Like My Lai, the Lauterbach case also involves a breakdown in military order, he said.
Wilberding, who told Iowa Independent that suing the Marines is a “difficult proposition,” said the military could have done more to protect Lauterbach after she made the rape charge — chiefly separating the duties of the two Marines as the investigation proceeded.
“Yeah, clearly I think they could have done things to protect her,” Wilberding said.
Since he has been a visible advocate for Lauterbach, and by extension, women serving in the U.S. military, Wilberding said he’s been contacted by many parents of females in the services — and women in uniform themselves.
One parent told him, “The only difference is my daughter hasn’t been murdered yet.”
They see parallels with the Lauterbach case and their own experiences in the military, a culture Wilberding said that has not fully accepted women.
“I don’t think they (the military) have been fully able to absorb the cultural aspects,” Wilberding said.
After graduating from St. Bernard’s High School in Breda, Wilberding earned a bachelor’s degree from St. Mary’s University (Minnesota), and then his law degree from Notre Dame.
He has practiced law for the past 35 years in Dayton, Ohio, at Coolidge Wall, LPA, a law firm of more than 40 lawyers. He has authored four books and a large number of law review and general interest articles.
(Photos: (Top) As a young Army JAG captain, Merle Wilberding was assigned the responsibility to represent the Government in Lt. Calley’s appeal of his conviction in the infamous My Lai massacre. Merle Wilberding briefed and argued the case before the military appellate courts.
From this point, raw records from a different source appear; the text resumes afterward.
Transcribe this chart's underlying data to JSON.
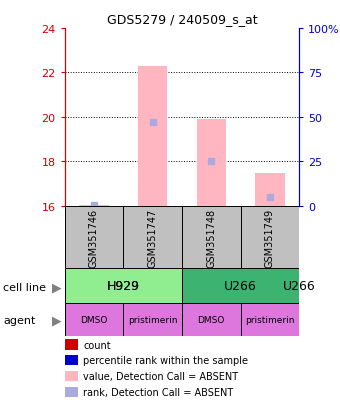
{
  "title": "GDS5279 / 240509_s_at",
  "samples": [
    "GSM351746",
    "GSM351747",
    "GSM351748",
    "GSM351749"
  ],
  "bar_values": [
    16.05,
    22.3,
    19.9,
    17.5
  ],
  "rank_values": [
    0.5,
    47.0,
    25.0,
    5.0
  ],
  "bar_color": "#FFB6C1",
  "rank_color": "#AAAADD",
  "ylim_left": [
    16,
    24
  ],
  "ylim_right": [
    0,
    100
  ],
  "yticks_left": [
    16,
    18,
    20,
    22,
    24
  ],
  "yticks_right": [
    0,
    25,
    50,
    75,
    100
  ],
  "ytick_labels_right": [
    "0",
    "25",
    "50",
    "75",
    "100%"
  ],
  "cell_line_labels": [
    "H929",
    "U266"
  ],
  "cell_line_colors": [
    "#90EE90",
    "#3CB371"
  ],
  "agent_labels": [
    "DMSO",
    "pristimerin",
    "DMSO",
    "pristimerin"
  ],
  "agent_color": "#DD77DD",
  "legend_items": [
    {
      "label": "count",
      "color": "#CC0000"
    },
    {
      "label": "percentile rank within the sample",
      "color": "#0000CC"
    },
    {
      "label": "value, Detection Call = ABSENT",
      "color": "#FFB6C1"
    },
    {
      "label": "rank, Detection Call = ABSENT",
      "color": "#AAAADD"
    }
  ],
  "grid_color": "black",
  "left_axis_color": "#CC0000",
  "right_axis_color": "#0000CC",
  "bar_width": 0.5,
  "sample_box_color": "#C0C0C0",
  "fig_width": 3.4,
  "fig_height": 4.14,
  "fig_dpi": 100
}
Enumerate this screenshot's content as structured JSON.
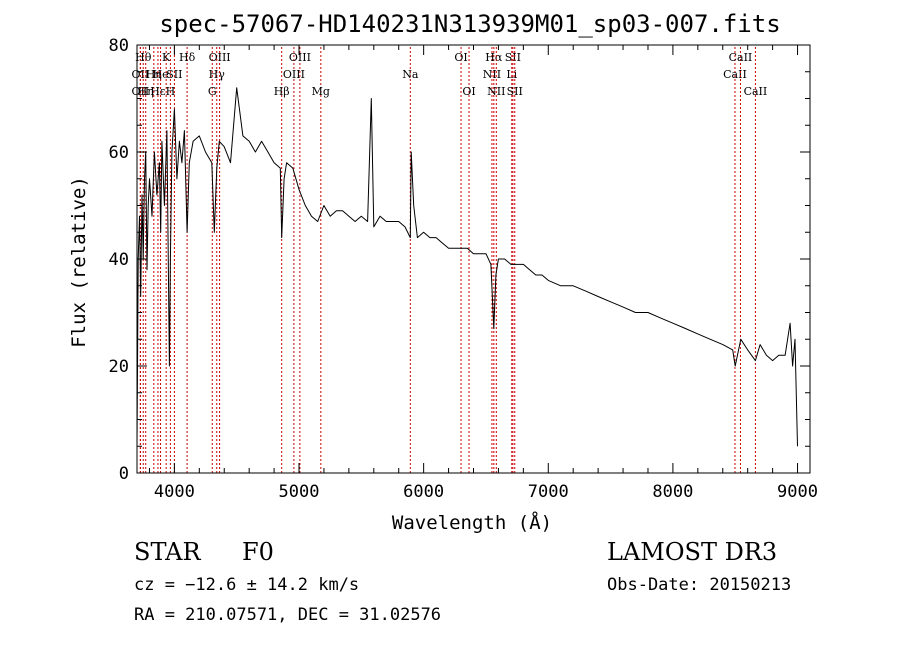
{
  "chart_data": {
    "type": "line",
    "title": "spec-57067-HD140231N313939M01_sp03-007.fits",
    "xlabel": "Wavelength (Å)",
    "ylabel": "Flux (relative)",
    "xlim": [
      3700,
      9100
    ],
    "ylim": [
      0,
      80
    ],
    "x_ticks": [
      4000,
      5000,
      6000,
      7000,
      8000,
      9000
    ],
    "x_tick_labels": [
      "4000",
      "5000",
      "6000",
      "7000",
      "8000",
      "9000"
    ],
    "y_ticks": [
      0,
      20,
      40,
      60,
      80
    ],
    "y_tick_labels": [
      "0",
      "20",
      "40",
      "60",
      "80"
    ],
    "series": [
      {
        "name": "flux",
        "x": [
          3700,
          3710,
          3720,
          3730,
          3740,
          3750,
          3760,
          3770,
          3780,
          3790,
          3800,
          3820,
          3840,
          3860,
          3880,
          3890,
          3900,
          3920,
          3940,
          3960,
          3968,
          3980,
          4000,
          4020,
          4040,
          4060,
          4080,
          4102,
          4120,
          4150,
          4200,
          4250,
          4300,
          4320,
          4340,
          4360,
          4400,
          4450,
          4500,
          4550,
          4600,
          4650,
          4700,
          4750,
          4800,
          4850,
          4861,
          4880,
          4900,
          4950,
          5000,
          5050,
          5100,
          5150,
          5200,
          5250,
          5300,
          5350,
          5400,
          5450,
          5500,
          5550,
          5580,
          5600,
          5650,
          5700,
          5750,
          5800,
          5850,
          5893,
          5900,
          5920,
          5950,
          6000,
          6050,
          6100,
          6150,
          6200,
          6250,
          6300,
          6350,
          6400,
          6450,
          6500,
          6540,
          6563,
          6580,
          6600,
          6650,
          6700,
          6750,
          6800,
          6850,
          6900,
          6950,
          7000,
          7100,
          7200,
          7300,
          7400,
          7500,
          7600,
          7700,
          7800,
          7900,
          8000,
          8100,
          8200,
          8300,
          8400,
          8480,
          8500,
          8545,
          8600,
          8662,
          8700,
          8750,
          8800,
          8850,
          8900,
          8940,
          8960,
          8980,
          9000
        ],
        "y": [
          5,
          40,
          48,
          33,
          52,
          40,
          55,
          60,
          38,
          50,
          55,
          48,
          60,
          52,
          58,
          45,
          62,
          50,
          64,
          20,
          40,
          60,
          68,
          55,
          62,
          58,
          64,
          45,
          58,
          62,
          63,
          60,
          58,
          45,
          57,
          62,
          61,
          58,
          72,
          63,
          62,
          60,
          62,
          60,
          58,
          57,
          44,
          55,
          58,
          57,
          53,
          50,
          48,
          47,
          50,
          48,
          49,
          49,
          48,
          47,
          48,
          47,
          70,
          46,
          48,
          47,
          47,
          47,
          46,
          44,
          60,
          50,
          44,
          45,
          44,
          44,
          43,
          42,
          42,
          42,
          42,
          41,
          41,
          41,
          39,
          27,
          37,
          40,
          40,
          39,
          39,
          39,
          38,
          37,
          37,
          36,
          35,
          35,
          34,
          33,
          32,
          31,
          30,
          30,
          29,
          28,
          27,
          26,
          25,
          24,
          23,
          20,
          25,
          23,
          21,
          24,
          22,
          21,
          22,
          22,
          28,
          20,
          25,
          5
        ]
      }
    ],
    "line_markers": [
      {
        "wavelength": 3727,
        "label": "OII",
        "row": 2
      },
      {
        "wavelength": 3727,
        "label": "OII",
        "row": 3
      },
      {
        "wavelength": 3750,
        "label": "Hθ",
        "row": 1
      },
      {
        "wavelength": 3770,
        "label": "Hη",
        "row": 3
      },
      {
        "wavelength": 3835,
        "label": "Hη",
        "row": 2
      },
      {
        "wavelength": 3868,
        "label": "Hε",
        "row": 3
      },
      {
        "wavelength": 3889,
        "label": "He",
        "row": 2
      },
      {
        "wavelength": 3934,
        "label": "K",
        "row": 1
      },
      {
        "wavelength": 3968,
        "label": "H",
        "row": 3
      },
      {
        "wavelength": 4000,
        "label": "SII",
        "row": 2
      },
      {
        "wavelength": 4102,
        "label": "Hδ",
        "row": 1
      },
      {
        "wavelength": 4304,
        "label": "G",
        "row": 3
      },
      {
        "wavelength": 4340,
        "label": "Hγ",
        "row": 2
      },
      {
        "wavelength": 4363,
        "label": "OIII",
        "row": 1
      },
      {
        "wavelength": 4861,
        "label": "Hβ",
        "row": 3
      },
      {
        "wavelength": 4959,
        "label": "OIII",
        "row": 2
      },
      {
        "wavelength": 5007,
        "label": "OIII",
        "row": 1
      },
      {
        "wavelength": 5175,
        "label": "Mg",
        "row": 3
      },
      {
        "wavelength": 5893,
        "label": "Na",
        "row": 2
      },
      {
        "wavelength": 6300,
        "label": "OI",
        "row": 1
      },
      {
        "wavelength": 6364,
        "label": "OI",
        "row": 3
      },
      {
        "wavelength": 6548,
        "label": "NII",
        "row": 2
      },
      {
        "wavelength": 6563,
        "label": "Hα",
        "row": 1
      },
      {
        "wavelength": 6583,
        "label": "NII",
        "row": 3
      },
      {
        "wavelength": 6707,
        "label": "Li",
        "row": 2
      },
      {
        "wavelength": 6716,
        "label": "SII",
        "row": 1
      },
      {
        "wavelength": 6731,
        "label": "SII",
        "row": 3
      },
      {
        "wavelength": 8498,
        "label": "CaII",
        "row": 2
      },
      {
        "wavelength": 8542,
        "label": "CaII",
        "row": 1
      },
      {
        "wavelength": 8662,
        "label": "CaII",
        "row": 3
      }
    ],
    "grid": false,
    "legend": "none"
  },
  "info": {
    "object_type": "STAR",
    "subclass": "F0",
    "survey": "LAMOST DR3",
    "redshift": "cz = −12.6 ± 14.2 km/s",
    "obs_date": "Obs-Date: 20150213",
    "coords": "RA = 210.07571, DEC =  31.02576"
  },
  "colors": {
    "axis": "#000000",
    "spectrum": "#000000",
    "marker_line": "#cc0000",
    "background": "#ffffff"
  }
}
Those arguments were memorialized in a series of courtroom sketches that appeared in a report by Bob Schieffer on the CBS Evening News on Dec. 4, 1972. After his own discharge, Merle Wilberding acquired one of those original courtroom sketches and is seen standing beside it in the accompanying photograph. Today, Wilberding is the attorney for the family of a slain female Marine whose suspected killer is reportedly on the run in Mexico. (Middle) Maria Lauterbach. (Bottom) Cover of Vietnam magazine.)